Eine grosse Herausforderung der Nahrungsmittelindustrie liegt darin, diesen ungesunden Lebensstil mit gesunder Nahrung zu kombinieren. Keine einfache Aufgabe: Eine Nestlé-Studie hat ermittelt, «dass 56 Prozent der Berufstätigen es teilweise nur an den Wochenenden schaffen, sich so zu ernähren, wie sie es eigentlich wünschen und für vernünftig halten».
Peter Brabeck war nie ein Freund von Bio, er hält sie für Folklore. Daran hat sich nichts geändert. «Industriell hergestellte Nahrungsmittel werden im Rahmen der personalisierten Ernährung für spezielle Bevölkerungsgruppen deutliche gesundheitliche Vorteile gegenüber einfachen und scheinbar ‹naturbelassenen› Lebensmittel bieten», stellt er fest.
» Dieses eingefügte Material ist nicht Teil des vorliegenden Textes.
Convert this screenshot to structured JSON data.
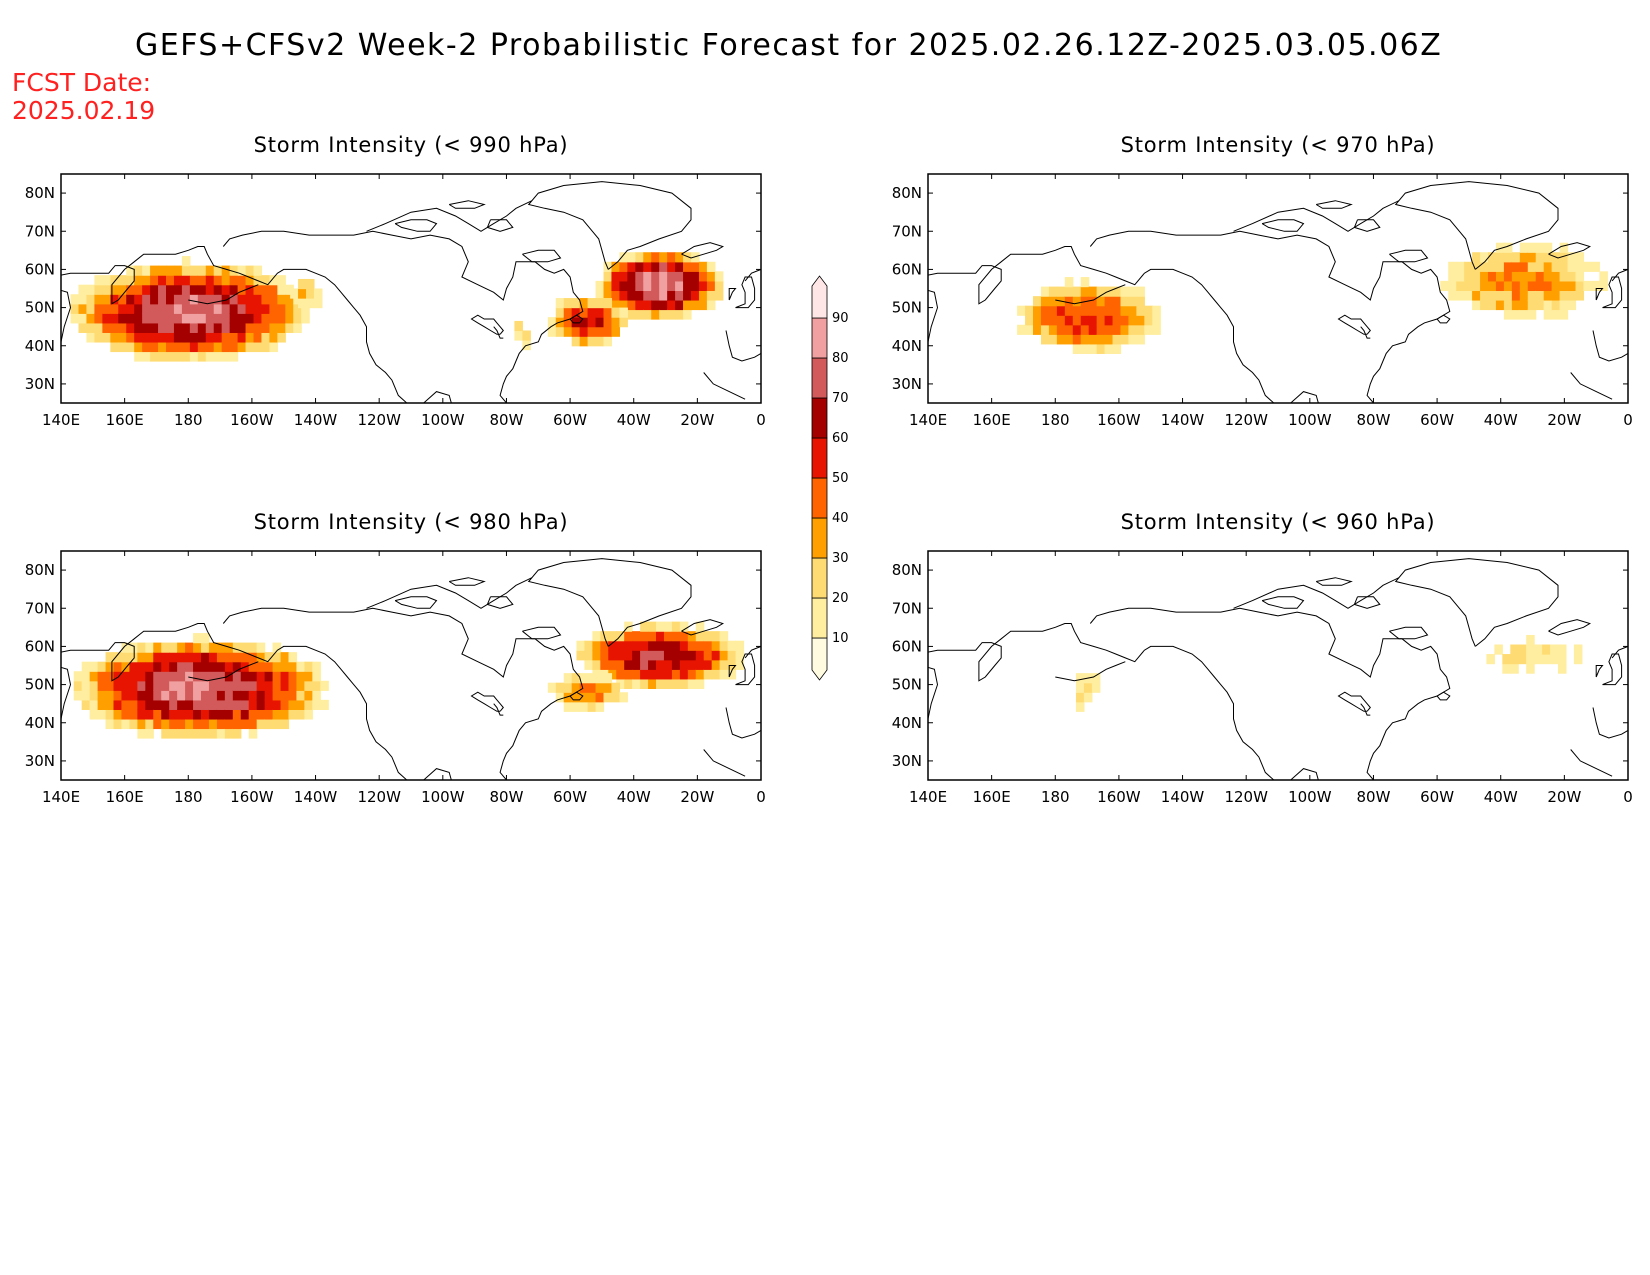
{
  "title": "GEFS+CFSv2 Week-2 Probabilistic Forecast for 2025.02.26.12Z-2025.03.05.06Z",
  "fcst_label": "FCST Date:",
  "fcst_date": "2025.02.19",
  "axes": {
    "lon_labels": [
      "140E",
      "160E",
      "180",
      "160W",
      "140W",
      "120W",
      "100W",
      "80W",
      "60W",
      "40W",
      "20W",
      "0"
    ],
    "lat_labels": [
      "30N",
      "40N",
      "50N",
      "60N",
      "70N",
      "80N"
    ],
    "lon_values": [
      140,
      160,
      180,
      200,
      220,
      240,
      260,
      280,
      300,
      320,
      340,
      360
    ],
    "lat_values": [
      30,
      40,
      50,
      60,
      70,
      80
    ],
    "lon_range": [
      140,
      360
    ],
    "lat_range": [
      25,
      85
    ]
  },
  "colorbar": {
    "levels": [
      "10",
      "20",
      "30",
      "40",
      "50",
      "60",
      "70",
      "80",
      "90"
    ],
    "colors": [
      "#fffbe0",
      "#ffeea0",
      "#ffdc73",
      "#ffa000",
      "#ff6400",
      "#e61400",
      "#a50000",
      "#d25a5a",
      "#f0a0a0",
      "#ffe6e6"
    ]
  },
  "panels": [
    {
      "id": "p990",
      "title": "Storm Intensity (< 990 hPa)",
      "regions": [
        {
          "lon": [
            143,
            218
          ],
          "lat": [
            36,
            62
          ],
          "peak": 80
        },
        {
          "lon": [
            212,
            223
          ],
          "lat": [
            50,
            58
          ],
          "peak": 30
        },
        {
          "lon": [
            308,
            348
          ],
          "lat": [
            47,
            65
          ],
          "peak": 85
        },
        {
          "lon": [
            293,
            318
          ],
          "lat": [
            40,
            53
          ],
          "peak": 60
        },
        {
          "lon": [
            280,
            290
          ],
          "lat": [
            39,
            47
          ],
          "peak": 20
        }
      ]
    },
    {
      "id": "p970",
      "title": "Storm Intensity (< 970 hPa)",
      "regions": [
        {
          "lon": [
            168,
            213
          ],
          "lat": [
            38,
            57
          ],
          "peak": 55
        },
        {
          "lon": [
            301,
            352
          ],
          "lat": [
            47,
            67
          ],
          "peak": 40
        }
      ]
    },
    {
      "id": "p980",
      "title": "Storm Intensity (< 980 hPa)",
      "regions": [
        {
          "lon": [
            144,
            224
          ],
          "lat": [
            36,
            62
          ],
          "peak": 80
        },
        {
          "lon": [
            302,
            355
          ],
          "lat": [
            49,
            66
          ],
          "peak": 70
        },
        {
          "lon": [
            293,
            318
          ],
          "lat": [
            43,
            53
          ],
          "peak": 40
        }
      ]
    },
    {
      "id": "p960",
      "title": "Storm Intensity (< 960 hPa)",
      "regions": [
        {
          "lon": [
            184,
            196
          ],
          "lat": [
            43,
            53
          ],
          "peak": 20
        },
        {
          "lon": [
            313,
            348
          ],
          "lat": [
            53,
            63
          ],
          "peak": 20
        }
      ]
    }
  ]
}
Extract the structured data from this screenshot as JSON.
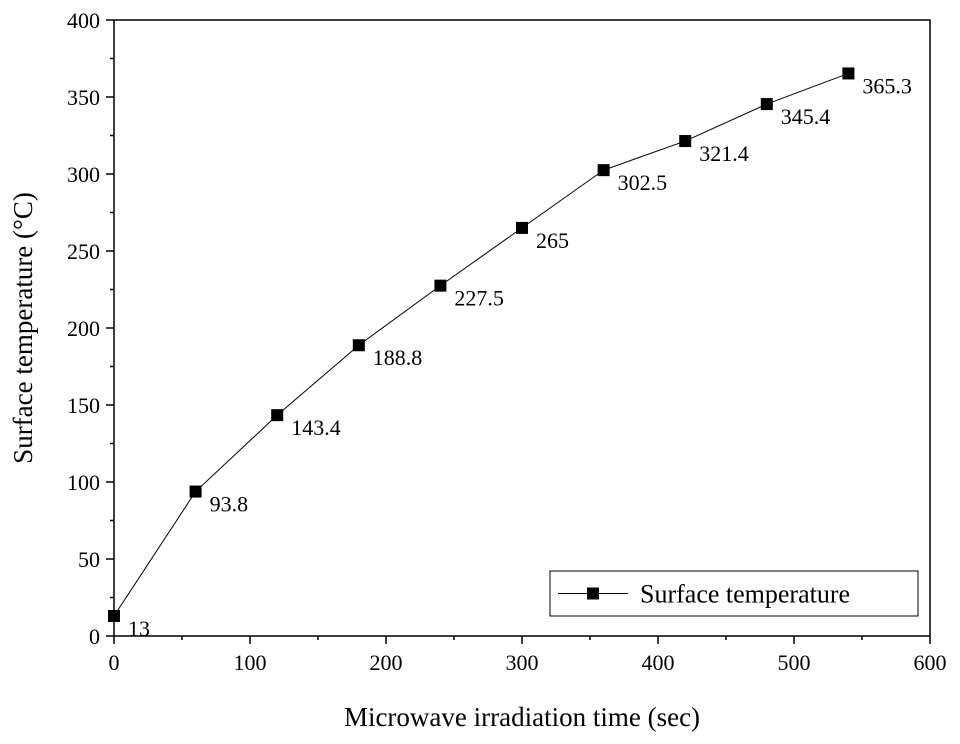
{
  "chart_data": {
    "type": "line",
    "xlabel": "Microwave irradiation time (sec)",
    "ylabel": "Surface temperature (°C)",
    "xlim": [
      0,
      600
    ],
    "ylim": [
      0,
      400
    ],
    "xticks": [
      0,
      100,
      200,
      300,
      400,
      500,
      600
    ],
    "yticks": [
      0,
      50,
      100,
      150,
      200,
      250,
      300,
      350,
      400
    ],
    "grid": false,
    "legend_position": "bottom-right",
    "series": [
      {
        "name": "Surface temperature",
        "marker": "square",
        "color": "#000000",
        "x": [
          0,
          60,
          120,
          180,
          240,
          300,
          360,
          420,
          480,
          540
        ],
        "y": [
          13,
          93.8,
          143.4,
          188.8,
          227.5,
          265,
          302.5,
          321.4,
          345.4,
          365.3
        ],
        "labels": [
          "13",
          "93.8",
          "143.4",
          "188.8",
          "227.5",
          "265",
          "302.5",
          "321.4",
          "345.4",
          "365.3"
        ]
      }
    ]
  }
}
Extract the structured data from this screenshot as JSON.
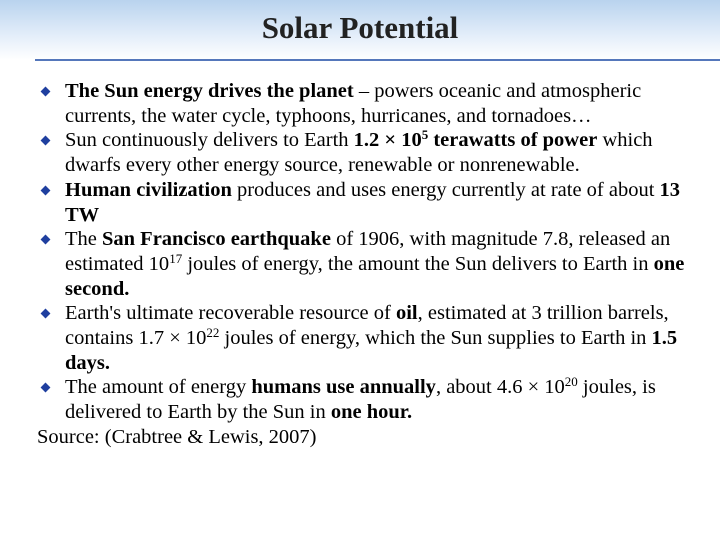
{
  "title": "Solar Potential",
  "bullets": [
    {
      "runs": [
        {
          "text": "The Sun energy drives the planet",
          "bold": true
        },
        {
          "text": " – powers oceanic and atmospheric currents, the water cycle, typhoons, hurricanes, and tornadoes…"
        }
      ]
    },
    {
      "runs": [
        {
          "text": "Sun continuously delivers to Earth "
        },
        {
          "text": "1.2 × 10",
          "bold": true
        },
        {
          "text": "5",
          "bold": true,
          "sup": true
        },
        {
          "text": " terawatts of power",
          "bold": true
        },
        {
          "text": " which dwarfs every other energy source, renewable or nonrenewable."
        }
      ]
    },
    {
      "runs": [
        {
          "text": "Human civilization",
          "bold": true
        },
        {
          "text": " produces and uses energy currently at rate of about "
        },
        {
          "text": "13 TW",
          "bold": true
        }
      ]
    },
    {
      "runs": [
        {
          "text": "The "
        },
        {
          "text": "San Francisco earthquake",
          "bold": true
        },
        {
          "text": " of 1906, with magnitude 7.8, released an estimated 10"
        },
        {
          "text": "17",
          "sup": true
        },
        {
          "text": " joules of energy, the amount the Sun delivers to Earth in "
        },
        {
          "text": "one second.",
          "bold": true
        }
      ]
    },
    {
      "runs": [
        {
          "text": "Earth's ultimate recoverable resource of "
        },
        {
          "text": "oil",
          "bold": true
        },
        {
          "text": ", estimated at 3 trillion barrels, contains 1.7 × 10"
        },
        {
          "text": "22",
          "sup": true
        },
        {
          "text": " joules of energy, which the Sun supplies to Earth in "
        },
        {
          "text": "1.5 days.",
          "bold": true
        }
      ]
    },
    {
      "runs": [
        {
          "text": "The amount of energy "
        },
        {
          "text": "humans use annually",
          "bold": true
        },
        {
          "text": ", about 4.6 × 10"
        },
        {
          "text": "20",
          "sup": true
        },
        {
          "text": " joules, is delivered to Earth by the Sun in "
        },
        {
          "text": "one hour.",
          "bold": true
        }
      ]
    }
  ],
  "source": "Source: (Crabtree & Lewis, 2007)"
}
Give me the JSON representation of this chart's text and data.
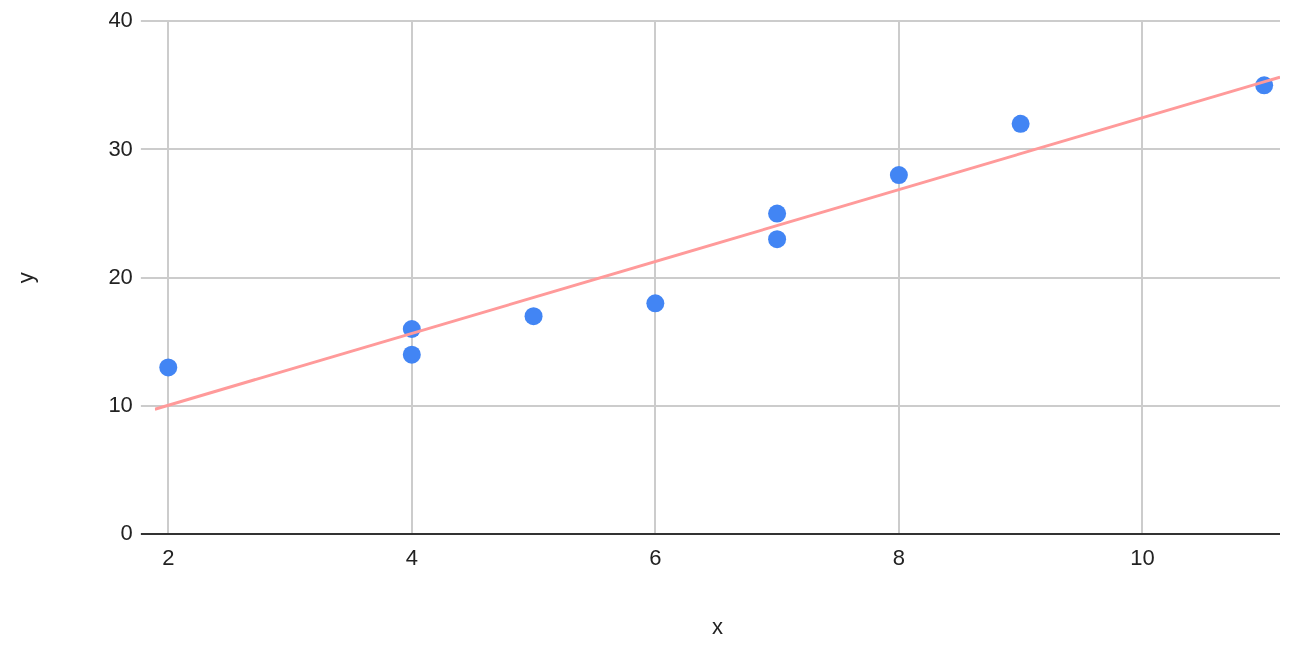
{
  "chart_data": {
    "type": "scatter",
    "xlabel": "x",
    "ylabel": "y",
    "xlim": [
      1.89,
      11.13
    ],
    "xticks": [
      2,
      4,
      6,
      8,
      10
    ],
    "ylim": [
      0,
      40
    ],
    "yticks": [
      0,
      10,
      20,
      30,
      40
    ],
    "grid": true,
    "legend": false,
    "series": [
      {
        "type": "line",
        "color": "#ff9a9a",
        "x": [
          1.89,
          11.13
        ],
        "values": [
          9.74,
          35.64
        ],
        "marker": "none",
        "line_style": "solid"
      },
      {
        "color": "#4285f4",
        "x": [
          2,
          4,
          4,
          5,
          6,
          7,
          7,
          8,
          9,
          11
        ],
        "values": [
          13,
          16,
          14,
          17,
          18,
          25,
          23,
          28,
          32,
          35
        ],
        "marker": "circle"
      }
    ]
  }
}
Mit personalisierter Nahrung und Big Data sollte es jedoch gemäss Brabeck gelingen, Alzheimer, Depressionen, Diabetes, Herz-Kreislauf-Probleme und Übergewicht zu überwinden. Voraussetzung ist allerdings, dass die Menschen mitmachen.
«Die eigentliche Herausforderung besteht darin, diese Daten zu nutzen, um zum Beispiel über einen tragbaren Sensor zu erfassen, wie viele Kalorien im Tagesverlauf verbraucht wurden, und anschliessend die nächste Mahlzeit so zu planen, dass sie genau diese Kalorien und Nährstoffe wieder zuführt – und nicht mehr», stellt Brabeck abschliessend fest.
Das wäre dann wohl gesund – aber ist es auch erstrebenswert?